そして懐かしむような顔で少しだけ長い話をした。
「僕の故郷ではね。生のチコの実をね、こういう風に酒に漬け込んだりしていたのさ。大昔のことだけれどね。
知っているかい?チコの花の香は魔物を呼ぶのさ。だけど、それは元々そうだったわけじゃないんだよ。
――よくある御伽噺さ。ある愚かな男の所為で人外の怒りをかって、チコの木に呪いを受けたんだ。それ以来魔物を呼ぶようになったチコの木は、人里から消えて、森の奥深くに自生するだけになった。そんな森の奥深くから生の実を持ち出す酔狂なものはあまり居なくてね。男の愛する故郷の味はだんだんと廃れていったのさ」
ふふ、と静かに笑った薬草売りは、私の手を離すと梅酒の瓶を手に取り、愛おしそうに中身を陽の光にかざす。
べっ甲色の酒が陽に透けて、金色にも琥珀色にも変化する様はとても綺麗だ。
「罪を犯した男が思い出す故郷の色は、いつもこういう色だったという。そういう話さ。うん。確かにね。きらきらして、優しくて――あったかい色だよねえ…」
梅酒の瓶を見上げた薬草売りのローブのフードが僅かにずれる。そこからみえたのは、幾何学文様の美しい耳飾りのついた長く尖った耳。
「お嬢さんと出会えて良かった。こんないい気分は随分久しぶりさ。だから受け取っておくれよ。ほら、杯のここの紋様をみてごらん」
薬草売りが指差す先には、花が咲いたような細い美しい紋様。
「チコの花をモチーフにしているんだよ。私の故郷の伝統的な紋様でね。贈る相手の幸せを願ってグラスに彫られるんだ」
――遠くから市場の喧騒が聞こえる。
――僅かに風を感じる。
――色が、周囲に戻りかけている。
「君に幸せが訪れるように、これを贈るよ。大切に使っておくれ」
気がつくと、私はただそこに立ち尽くしていた。
目の前の露店には、ローブを深く被った薬草売りが座っている。相変わらず市場は人でごった返して騒がしい。

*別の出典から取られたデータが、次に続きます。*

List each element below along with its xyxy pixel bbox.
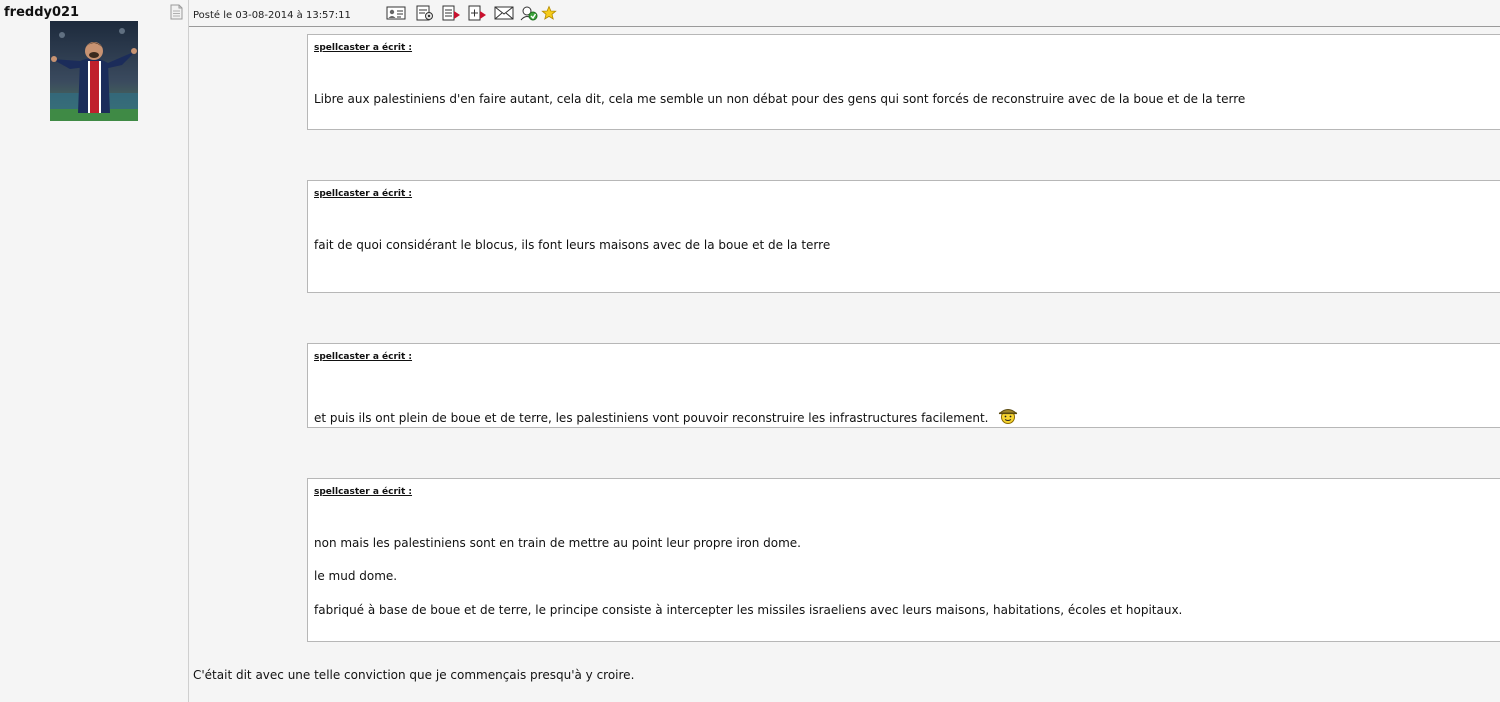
quote-author[interactable]: spellcaster a écrit :	[314, 352, 412, 362]
quote-author[interactable]: spellcaster a écrit :	[314, 487, 412, 497]
quote-text: et puis ils ont plein de boue et de terr…	[314, 406, 1018, 427]
quote-author[interactable]: spellcaster a écrit :	[314, 189, 412, 199]
post-header: Posté le 03-08-2014 à 13:57:11	[189, 0, 1500, 27]
quote-icon[interactable]	[442, 5, 462, 21]
quote-text: Libre aux palestiniens d'en faire autant…	[314, 92, 1246, 106]
profile-card-icon[interactable]	[386, 5, 406, 21]
favorite-star-icon[interactable]	[541, 5, 561, 21]
quote-text-content: et puis ils ont plein de boue et de terr…	[314, 411, 989, 425]
quote-block: spellcaster a écrit : non mais les pales…	[307, 478, 1500, 642]
quote-author[interactable]: spellcaster a écrit :	[314, 43, 412, 53]
quote-text: fabriqué à base de boue et de terre, le …	[314, 603, 1183, 617]
quote-text: fait de quoi considérant le blocus, ils …	[314, 238, 831, 252]
alert-icon[interactable]	[519, 5, 539, 21]
multi-quote-icon[interactable]	[468, 5, 488, 21]
soldier-smiley-icon	[998, 406, 1018, 427]
quote-block: spellcaster a écrit : et puis ils ont pl…	[307, 343, 1500, 428]
contacts-icon[interactable]	[415, 5, 435, 21]
reply-text: C'était dit avec une telle conviction qu…	[193, 668, 635, 682]
author-username[interactable]: freddy021	[4, 5, 79, 20]
avatar	[50, 21, 138, 121]
quote-block: spellcaster a écrit : fait de quoi consi…	[307, 180, 1500, 293]
post-body: Posté le 03-08-2014 à 13:57:11 spellcast…	[189, 0, 1500, 702]
quote-block: spellcaster a écrit : Libre aux palestin…	[307, 34, 1500, 130]
profile-page-icon[interactable]	[170, 4, 183, 20]
author-sidebar: freddy021	[0, 0, 189, 702]
quote-text: le mud dome.	[314, 569, 398, 583]
quote-text: non mais les palestiniens sont en train …	[314, 536, 801, 550]
post-timestamp: Posté le 03-08-2014 à 13:57:11	[193, 10, 351, 21]
private-message-icon[interactable]	[494, 5, 514, 21]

薬草売りは透明な酒の入った瓶を抱えたまま、いつもの様に背中を丸めて座り、もう此方をみていない。
私は踵を返して、いつもの様に人混みを縫う様に歩く。
なんだか、狐につままれた様な気分だ。
ちらりと後ろを振り返ってみても、人混みの隙間から見える薬草売りはいつもの様に地べたへ座り、そこにいるだけだ。
――だけど。
いつの間にかポケットに差し込まれていた私の右手は、小さな切子のグラスを握りしめている。
つるつるぼこぼことしたその表面を指でなぞりながら、さっきまでの不思議な時間に想いを馳せる。
彼の話した故郷の話をもっと聞きたいと思う。
もしかしたら遠い遠い過去の事かもしれない、彼の大切な思い出を。
――聞かせてくれるだろうか。聞かせてくれればいいなあ。
ふんわり薄い雲が広がる春の空をそっと見上げる。
梅シロップが出来た頃、また来ようと思いながら。